Publication information
- Publisher: DC Comics
- First appearance: Final Crisis Sketchbook #1 (May 2008)
- Created by: Grant Morrison (writer) J. G. Jones (artist)

In-story information
- Base(s): Japan
- Member(s): Most Excellent Superbat Big Atomic Lantern Boy Crazy Shy Lolita Canary Shiny Happy Aquazon Well-Spoken Sonic Lightning Flash

= Super Young Team =

Characters in the DC comics universe

The Super Young Team is a Japanese superhero team in the . The team first appears in Final Crisis Sketchbook #1 (May 2008), and was created by Grant Morrison and J. G. Jones.

==Publication history==
The concept for the team emerged from the same pitch Grant Morrison made that contained the idea for the Great Ten, and they were first mentioned in 52 #6. They are influenced by American superheroes and Japanese pop culture.

The characters first appeared in Morrison's Final Crisis, where they were revealed to be the Fifth World incarnations of the Forever People. They are featured in Final Crisis Aftermath: Dance, written by Joe Casey with art by ChrisCross. In that six-part series, their fame overwhelms them, causing judgement errors and loss of self-control.

==Membership==
===Most Excellent Superbat===
Most Excellent Superbat (Heino) is the team leader. He wears a wildly stylized red and yellow uniform influenced by both Superman and Batman. According to him, his power is "being so rich he can do anything". Most Excellent Superbat uses an array of gadgets, one of which can generate an energy-based exoskeleton. His secret island base is called the "Most Serene Sanctuary" and contains a supercomputer he calls a "unified data field" which is only accessible when he meditates into a calm theta rhythm state. By the end of the series, he revealed that he is indeed as rich as he claims when he actually buys Japan.

===Big Atomic Lantern Boy===
Big Atomic Lantern Boy is Most Excellent Superbat's second in command. He wears a green outfit which is outfitted with a circular porthole on his chest. The porthole displays his skeleton, and allows him to fire radioactive beams. He is attracted to Shiny Happy Aquazon.
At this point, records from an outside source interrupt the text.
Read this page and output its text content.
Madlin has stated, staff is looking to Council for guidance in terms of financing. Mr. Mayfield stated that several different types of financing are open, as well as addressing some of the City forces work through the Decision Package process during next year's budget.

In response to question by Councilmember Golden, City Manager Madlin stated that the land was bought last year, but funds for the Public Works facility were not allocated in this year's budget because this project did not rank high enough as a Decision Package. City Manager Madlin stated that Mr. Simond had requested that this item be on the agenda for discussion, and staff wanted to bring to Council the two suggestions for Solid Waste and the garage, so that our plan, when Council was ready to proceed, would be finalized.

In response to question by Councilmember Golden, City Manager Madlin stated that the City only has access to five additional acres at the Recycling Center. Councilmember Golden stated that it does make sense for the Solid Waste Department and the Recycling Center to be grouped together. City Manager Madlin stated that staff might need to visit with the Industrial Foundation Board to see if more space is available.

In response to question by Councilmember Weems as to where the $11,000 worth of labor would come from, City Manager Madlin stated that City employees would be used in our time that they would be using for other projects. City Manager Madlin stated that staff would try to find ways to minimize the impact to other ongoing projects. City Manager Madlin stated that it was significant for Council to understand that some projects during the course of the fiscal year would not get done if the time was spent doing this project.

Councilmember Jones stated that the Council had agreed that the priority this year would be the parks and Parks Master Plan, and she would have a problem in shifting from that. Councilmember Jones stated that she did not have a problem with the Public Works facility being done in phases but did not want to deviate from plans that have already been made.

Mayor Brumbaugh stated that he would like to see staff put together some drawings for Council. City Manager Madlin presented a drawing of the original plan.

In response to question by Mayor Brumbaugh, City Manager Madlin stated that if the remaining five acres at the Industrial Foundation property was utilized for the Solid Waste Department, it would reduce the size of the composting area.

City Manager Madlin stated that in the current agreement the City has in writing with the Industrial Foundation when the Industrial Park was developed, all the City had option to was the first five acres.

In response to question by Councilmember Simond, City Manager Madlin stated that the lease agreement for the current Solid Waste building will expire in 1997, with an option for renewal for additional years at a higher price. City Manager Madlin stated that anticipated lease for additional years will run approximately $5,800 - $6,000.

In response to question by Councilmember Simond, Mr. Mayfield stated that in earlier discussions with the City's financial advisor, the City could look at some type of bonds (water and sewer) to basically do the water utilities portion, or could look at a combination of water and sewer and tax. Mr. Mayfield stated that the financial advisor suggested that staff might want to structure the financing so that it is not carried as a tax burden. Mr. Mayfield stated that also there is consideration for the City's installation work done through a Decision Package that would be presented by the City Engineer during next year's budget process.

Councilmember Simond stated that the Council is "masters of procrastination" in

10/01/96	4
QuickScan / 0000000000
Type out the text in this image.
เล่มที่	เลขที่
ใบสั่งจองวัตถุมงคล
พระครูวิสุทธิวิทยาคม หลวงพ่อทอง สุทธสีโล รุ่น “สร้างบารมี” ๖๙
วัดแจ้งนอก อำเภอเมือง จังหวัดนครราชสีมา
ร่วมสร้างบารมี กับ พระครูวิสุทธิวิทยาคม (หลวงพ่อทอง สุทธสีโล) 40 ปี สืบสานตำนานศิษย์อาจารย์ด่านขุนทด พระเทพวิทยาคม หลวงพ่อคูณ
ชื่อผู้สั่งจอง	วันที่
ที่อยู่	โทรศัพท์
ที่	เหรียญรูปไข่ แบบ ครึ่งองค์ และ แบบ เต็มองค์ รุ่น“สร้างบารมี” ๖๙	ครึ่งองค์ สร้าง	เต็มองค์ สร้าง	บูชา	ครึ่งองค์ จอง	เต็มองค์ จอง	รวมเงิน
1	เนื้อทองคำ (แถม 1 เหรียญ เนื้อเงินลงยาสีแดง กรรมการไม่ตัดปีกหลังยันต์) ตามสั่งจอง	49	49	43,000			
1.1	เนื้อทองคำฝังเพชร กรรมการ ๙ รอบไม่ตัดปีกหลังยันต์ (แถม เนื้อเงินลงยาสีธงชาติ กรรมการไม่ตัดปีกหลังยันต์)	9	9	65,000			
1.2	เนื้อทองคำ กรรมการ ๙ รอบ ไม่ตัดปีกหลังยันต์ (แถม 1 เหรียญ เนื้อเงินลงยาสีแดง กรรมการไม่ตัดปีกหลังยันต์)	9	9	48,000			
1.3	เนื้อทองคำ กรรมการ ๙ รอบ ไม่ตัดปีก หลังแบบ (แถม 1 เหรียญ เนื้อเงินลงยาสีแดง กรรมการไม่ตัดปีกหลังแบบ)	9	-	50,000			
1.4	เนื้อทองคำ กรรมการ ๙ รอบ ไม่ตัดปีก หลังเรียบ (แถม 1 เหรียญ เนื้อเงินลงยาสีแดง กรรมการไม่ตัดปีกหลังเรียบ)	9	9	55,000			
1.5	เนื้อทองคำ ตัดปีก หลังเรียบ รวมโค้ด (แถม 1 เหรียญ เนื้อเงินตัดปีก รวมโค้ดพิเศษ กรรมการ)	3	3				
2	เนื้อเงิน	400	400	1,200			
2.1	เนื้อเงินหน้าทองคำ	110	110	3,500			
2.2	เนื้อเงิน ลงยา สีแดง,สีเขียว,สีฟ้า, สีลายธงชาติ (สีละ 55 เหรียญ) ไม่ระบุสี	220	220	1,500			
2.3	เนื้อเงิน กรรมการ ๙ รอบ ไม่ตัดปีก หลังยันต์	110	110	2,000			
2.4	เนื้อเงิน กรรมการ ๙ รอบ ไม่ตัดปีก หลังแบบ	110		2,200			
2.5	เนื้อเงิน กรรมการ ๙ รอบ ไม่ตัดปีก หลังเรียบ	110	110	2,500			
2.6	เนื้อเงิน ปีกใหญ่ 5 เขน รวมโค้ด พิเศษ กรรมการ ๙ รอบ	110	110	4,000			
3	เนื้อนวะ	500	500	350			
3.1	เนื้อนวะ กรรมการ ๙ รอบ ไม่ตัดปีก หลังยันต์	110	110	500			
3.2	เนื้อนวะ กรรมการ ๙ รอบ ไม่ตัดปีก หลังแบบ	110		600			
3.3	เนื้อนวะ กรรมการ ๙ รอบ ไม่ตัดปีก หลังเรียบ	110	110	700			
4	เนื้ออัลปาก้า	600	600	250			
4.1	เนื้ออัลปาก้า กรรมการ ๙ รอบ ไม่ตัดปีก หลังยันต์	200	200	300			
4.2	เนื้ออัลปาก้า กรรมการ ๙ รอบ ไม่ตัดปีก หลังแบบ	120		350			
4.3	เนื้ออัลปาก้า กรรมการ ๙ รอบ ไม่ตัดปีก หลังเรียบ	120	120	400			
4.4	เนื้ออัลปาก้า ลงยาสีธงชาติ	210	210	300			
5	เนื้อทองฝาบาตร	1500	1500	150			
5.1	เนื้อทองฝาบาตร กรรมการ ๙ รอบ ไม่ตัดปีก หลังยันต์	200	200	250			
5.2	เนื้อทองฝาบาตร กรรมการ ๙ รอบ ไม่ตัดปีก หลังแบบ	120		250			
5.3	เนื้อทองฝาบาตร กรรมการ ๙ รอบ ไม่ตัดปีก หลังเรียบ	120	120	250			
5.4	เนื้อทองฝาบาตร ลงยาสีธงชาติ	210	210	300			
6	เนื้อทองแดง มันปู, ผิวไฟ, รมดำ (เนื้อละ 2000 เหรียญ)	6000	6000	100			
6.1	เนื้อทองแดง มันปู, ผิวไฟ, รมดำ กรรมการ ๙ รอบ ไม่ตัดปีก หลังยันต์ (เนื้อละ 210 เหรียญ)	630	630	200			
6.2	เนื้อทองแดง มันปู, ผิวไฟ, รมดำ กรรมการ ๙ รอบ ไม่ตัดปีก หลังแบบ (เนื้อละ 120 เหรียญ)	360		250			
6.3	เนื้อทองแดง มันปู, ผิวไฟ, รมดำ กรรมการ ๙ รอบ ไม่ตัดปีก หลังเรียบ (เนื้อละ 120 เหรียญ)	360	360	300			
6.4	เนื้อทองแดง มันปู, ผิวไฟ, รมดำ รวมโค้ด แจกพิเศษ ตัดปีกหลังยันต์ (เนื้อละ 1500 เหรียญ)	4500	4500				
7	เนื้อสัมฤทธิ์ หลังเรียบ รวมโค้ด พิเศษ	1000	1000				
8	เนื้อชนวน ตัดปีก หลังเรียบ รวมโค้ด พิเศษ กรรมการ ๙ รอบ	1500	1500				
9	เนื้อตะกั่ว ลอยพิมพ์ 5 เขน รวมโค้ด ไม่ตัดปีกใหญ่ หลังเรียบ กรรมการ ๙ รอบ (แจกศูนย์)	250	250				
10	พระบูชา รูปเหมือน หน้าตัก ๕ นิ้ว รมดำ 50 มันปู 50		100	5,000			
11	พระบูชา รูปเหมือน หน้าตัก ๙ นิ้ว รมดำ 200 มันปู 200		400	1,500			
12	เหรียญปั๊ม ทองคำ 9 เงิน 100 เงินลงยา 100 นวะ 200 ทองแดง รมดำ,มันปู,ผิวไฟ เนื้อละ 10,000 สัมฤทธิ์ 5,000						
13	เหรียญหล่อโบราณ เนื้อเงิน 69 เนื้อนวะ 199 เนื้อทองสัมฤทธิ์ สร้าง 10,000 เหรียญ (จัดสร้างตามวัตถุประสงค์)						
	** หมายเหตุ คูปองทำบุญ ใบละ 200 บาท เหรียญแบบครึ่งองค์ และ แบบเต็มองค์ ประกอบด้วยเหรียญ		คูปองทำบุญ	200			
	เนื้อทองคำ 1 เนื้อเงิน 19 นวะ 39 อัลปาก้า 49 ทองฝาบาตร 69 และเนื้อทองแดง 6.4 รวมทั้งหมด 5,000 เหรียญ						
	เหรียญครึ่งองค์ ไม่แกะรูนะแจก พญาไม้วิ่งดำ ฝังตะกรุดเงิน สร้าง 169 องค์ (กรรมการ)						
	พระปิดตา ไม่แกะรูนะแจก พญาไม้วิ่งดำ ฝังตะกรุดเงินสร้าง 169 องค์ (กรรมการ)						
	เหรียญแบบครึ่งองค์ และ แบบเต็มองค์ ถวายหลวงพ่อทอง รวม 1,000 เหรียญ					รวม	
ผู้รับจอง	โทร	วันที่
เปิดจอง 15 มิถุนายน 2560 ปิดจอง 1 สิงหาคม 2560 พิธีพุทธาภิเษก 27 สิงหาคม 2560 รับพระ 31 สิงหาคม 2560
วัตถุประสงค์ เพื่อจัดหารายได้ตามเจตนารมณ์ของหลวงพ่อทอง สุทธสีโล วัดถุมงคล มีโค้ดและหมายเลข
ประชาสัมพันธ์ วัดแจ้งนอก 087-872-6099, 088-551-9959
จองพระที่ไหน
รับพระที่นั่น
===Crazy Shy Lolita Canary===
Crazy Shy Lolita Canary is a winged heroine in a Japanese schoolgirl uniform, and is physically small enough to fit in someone's hand. She possesses a sonic scream similar to that of Black Canary, which appears to be a modulated mixture of multiple voices.

===Shiny Happy Aquazon===
Shiny Happy Aquazon is the daughter of Junior Waveman (Riki Kimura) - a founding member of Big Science Action - and Senior Waveman Otomo. She has the ability to create hard water constructs. She is attracted to Sonic Lightning Flash. In Final Crisis Aftermath: Dance #4, her father who is now Senior Waveman Kimura invites her to join Big Science Action.

===Well-Spoken Sonic Lightning Flash===
Well-Spoken Sonic Lightning Flash is a young speedster whose real name is Keigo, with a round helmet and giant athletic shoes. He is capable of running up to 500 mph.

===Sunny Sumo===
Sunny Sumo is a wrestler with self-healing abilities and the potential to resist mind control who is a refugee from the destroyed Earth-51. The original Sumo, Sonny Sumo, had assisted the Forever People in their original series before being stranded in ancient Japan.

==Equipment==
The Super Young Team has a vehicle called the Wonder Wagon, which is a car capable of powered flight, similar to the Newsboy Legion's Whiz Wagon.